Rugs and pieces of carpet or even animal skins were thecommon floor coverings in those times, fitted carpets came much later.
The beater was a common household item. They came in many shapes and forms and were usually made of wood, rattan, cane, spring steel or coiled wire. Sometimes mats or rugs were laid out on snowy lawns and beaten so the dirt and dust could be captured by the snow.
My research threw up the interesting fact that some towns banned this practice as it left the snow looking less than pristine. Hard to believe.
Rug beaters were popular in the late 19th and early 20th century, however, with the advance of fitted carpets and vacuum cleaners, by the 1950s beaters were mostly to be found in antique shops as more of a curio.
Beaters originated in Europe, Holland and Germany, though America often claims they were invented on their continent.
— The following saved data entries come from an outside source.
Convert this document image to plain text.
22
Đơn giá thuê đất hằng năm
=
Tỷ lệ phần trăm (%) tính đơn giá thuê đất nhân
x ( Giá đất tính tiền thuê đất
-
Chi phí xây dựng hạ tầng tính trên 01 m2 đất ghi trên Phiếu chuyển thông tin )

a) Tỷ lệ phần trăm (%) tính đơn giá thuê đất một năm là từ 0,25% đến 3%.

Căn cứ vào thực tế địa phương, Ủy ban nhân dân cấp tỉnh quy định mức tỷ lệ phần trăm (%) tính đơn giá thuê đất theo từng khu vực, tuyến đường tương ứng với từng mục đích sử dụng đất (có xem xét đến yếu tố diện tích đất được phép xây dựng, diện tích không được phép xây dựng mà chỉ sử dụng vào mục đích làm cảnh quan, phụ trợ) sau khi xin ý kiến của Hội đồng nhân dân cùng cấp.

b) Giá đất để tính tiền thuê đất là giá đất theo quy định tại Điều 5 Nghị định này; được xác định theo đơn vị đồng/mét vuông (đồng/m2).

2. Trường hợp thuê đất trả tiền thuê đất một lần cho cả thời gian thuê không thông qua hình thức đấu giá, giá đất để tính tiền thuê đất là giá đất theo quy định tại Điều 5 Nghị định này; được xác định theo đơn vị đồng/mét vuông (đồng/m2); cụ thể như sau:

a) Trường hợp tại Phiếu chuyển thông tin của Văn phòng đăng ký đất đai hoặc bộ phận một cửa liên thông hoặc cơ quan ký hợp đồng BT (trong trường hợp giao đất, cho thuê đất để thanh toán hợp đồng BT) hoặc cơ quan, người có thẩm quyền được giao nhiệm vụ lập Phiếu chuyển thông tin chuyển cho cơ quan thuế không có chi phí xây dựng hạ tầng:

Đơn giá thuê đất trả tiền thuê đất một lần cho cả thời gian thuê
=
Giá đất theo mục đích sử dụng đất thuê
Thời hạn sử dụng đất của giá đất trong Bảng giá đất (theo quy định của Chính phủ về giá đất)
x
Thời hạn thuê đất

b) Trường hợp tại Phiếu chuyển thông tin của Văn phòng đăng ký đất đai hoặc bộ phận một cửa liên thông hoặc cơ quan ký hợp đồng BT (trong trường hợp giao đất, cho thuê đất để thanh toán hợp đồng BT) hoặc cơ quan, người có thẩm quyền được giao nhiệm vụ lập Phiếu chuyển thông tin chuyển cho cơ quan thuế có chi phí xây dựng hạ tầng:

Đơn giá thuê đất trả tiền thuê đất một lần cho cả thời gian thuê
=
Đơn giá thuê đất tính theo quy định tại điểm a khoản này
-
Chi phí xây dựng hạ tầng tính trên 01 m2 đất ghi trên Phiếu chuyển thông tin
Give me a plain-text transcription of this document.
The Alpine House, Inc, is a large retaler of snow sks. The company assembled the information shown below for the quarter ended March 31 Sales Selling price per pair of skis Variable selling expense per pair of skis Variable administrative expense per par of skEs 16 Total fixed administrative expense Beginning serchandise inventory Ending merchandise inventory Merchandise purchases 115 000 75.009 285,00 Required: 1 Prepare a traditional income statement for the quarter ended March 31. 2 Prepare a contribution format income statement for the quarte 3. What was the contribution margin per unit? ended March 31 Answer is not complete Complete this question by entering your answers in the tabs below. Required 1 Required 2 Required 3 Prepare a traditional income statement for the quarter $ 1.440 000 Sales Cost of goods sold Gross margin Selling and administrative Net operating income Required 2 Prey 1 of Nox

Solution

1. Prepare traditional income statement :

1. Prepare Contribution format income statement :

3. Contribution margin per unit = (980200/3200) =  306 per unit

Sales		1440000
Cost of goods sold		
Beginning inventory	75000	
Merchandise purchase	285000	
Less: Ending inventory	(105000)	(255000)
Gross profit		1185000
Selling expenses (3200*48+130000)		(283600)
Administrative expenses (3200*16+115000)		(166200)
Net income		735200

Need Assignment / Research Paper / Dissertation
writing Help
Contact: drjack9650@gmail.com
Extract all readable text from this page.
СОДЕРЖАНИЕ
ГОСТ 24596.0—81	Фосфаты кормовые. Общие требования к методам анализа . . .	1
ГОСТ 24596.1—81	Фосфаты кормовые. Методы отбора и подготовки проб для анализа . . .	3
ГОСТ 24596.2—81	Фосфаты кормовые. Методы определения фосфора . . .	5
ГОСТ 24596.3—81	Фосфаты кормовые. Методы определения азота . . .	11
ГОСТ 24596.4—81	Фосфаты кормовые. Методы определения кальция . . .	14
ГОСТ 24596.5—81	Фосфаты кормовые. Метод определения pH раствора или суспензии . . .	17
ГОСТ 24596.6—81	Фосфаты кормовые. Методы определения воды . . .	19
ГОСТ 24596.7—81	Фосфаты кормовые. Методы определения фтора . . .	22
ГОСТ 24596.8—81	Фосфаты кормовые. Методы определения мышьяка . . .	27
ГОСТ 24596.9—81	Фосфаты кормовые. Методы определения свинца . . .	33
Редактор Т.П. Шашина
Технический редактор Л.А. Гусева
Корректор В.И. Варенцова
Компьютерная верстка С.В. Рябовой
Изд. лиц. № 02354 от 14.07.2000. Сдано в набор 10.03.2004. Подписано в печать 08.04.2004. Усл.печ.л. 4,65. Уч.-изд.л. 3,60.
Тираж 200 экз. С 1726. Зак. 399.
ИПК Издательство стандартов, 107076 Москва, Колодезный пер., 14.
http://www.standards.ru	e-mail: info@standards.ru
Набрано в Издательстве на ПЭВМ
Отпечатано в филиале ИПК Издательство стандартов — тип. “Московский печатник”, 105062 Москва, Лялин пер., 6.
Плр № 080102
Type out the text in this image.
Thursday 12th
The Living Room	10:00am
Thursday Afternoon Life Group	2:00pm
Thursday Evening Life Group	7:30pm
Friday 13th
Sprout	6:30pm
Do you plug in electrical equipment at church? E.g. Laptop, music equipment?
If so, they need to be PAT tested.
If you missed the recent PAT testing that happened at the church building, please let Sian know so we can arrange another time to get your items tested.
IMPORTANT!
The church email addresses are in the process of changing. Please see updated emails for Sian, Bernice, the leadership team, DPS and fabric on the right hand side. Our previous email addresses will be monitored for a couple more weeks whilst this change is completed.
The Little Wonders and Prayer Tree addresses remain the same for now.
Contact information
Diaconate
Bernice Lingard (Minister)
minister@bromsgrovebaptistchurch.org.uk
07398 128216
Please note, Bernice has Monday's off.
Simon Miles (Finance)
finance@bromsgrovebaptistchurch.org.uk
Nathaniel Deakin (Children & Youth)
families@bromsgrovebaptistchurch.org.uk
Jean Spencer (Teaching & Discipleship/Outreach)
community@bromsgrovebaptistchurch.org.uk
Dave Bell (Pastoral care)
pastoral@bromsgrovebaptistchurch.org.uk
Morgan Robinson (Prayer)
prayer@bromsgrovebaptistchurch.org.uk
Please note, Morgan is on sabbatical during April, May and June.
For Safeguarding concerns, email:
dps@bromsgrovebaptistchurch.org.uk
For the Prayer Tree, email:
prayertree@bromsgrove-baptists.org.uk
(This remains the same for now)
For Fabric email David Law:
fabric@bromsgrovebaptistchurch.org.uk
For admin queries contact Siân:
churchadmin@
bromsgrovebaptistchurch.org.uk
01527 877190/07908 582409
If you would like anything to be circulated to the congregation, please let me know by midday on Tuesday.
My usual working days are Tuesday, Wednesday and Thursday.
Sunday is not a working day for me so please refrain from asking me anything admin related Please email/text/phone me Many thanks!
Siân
Handmade domestic items such as clothes pegs and beaters were often cottage industry-based, made by gypsies or religious communities.
The Shakers are one such example of a religious sect. To give them their full title, "The Society of Believers in Christ's Second Appearing", begun in 1774, in England, whose followers then immigrated to America in the 1780s.
The Shakers believed in communal ownership of property, equal rights for women and pacifism and were known for their loud and enthusiastic forms of worship. They supported themselves by the making of furniture and domestic items, among them, rug beaters.
The Shaker movement had dwindled away by the 1920s. There is only one active community of Shakers left in America as of 2019 and it is still producing its distinctive, very simplistic furniture with clean lines and tapered legs, usually in maple or cherry wood.
Many Shaker villages now exist as museums. Today if the provenance can be proven to be early Shaker, items can fetch very fancy prices even for things such as the humble carpet beater.
The Whangārei Museum has several beaters in its collections, one of which is pictured above. All made of rattan, with the paddle or head twisted into interesting shapes with handles of varying lengths.
In 1895 in America, woven cane carpet beaters, a metre long, were sold for 18 cents each (roughly 27 cents NZ) and advertised to "last a lifetime".
Perhaps that is why they keep turning up in antique shops so frequently.
• Alison Sofield is a collections volunteer with Whangārei Museum at Kiwi North.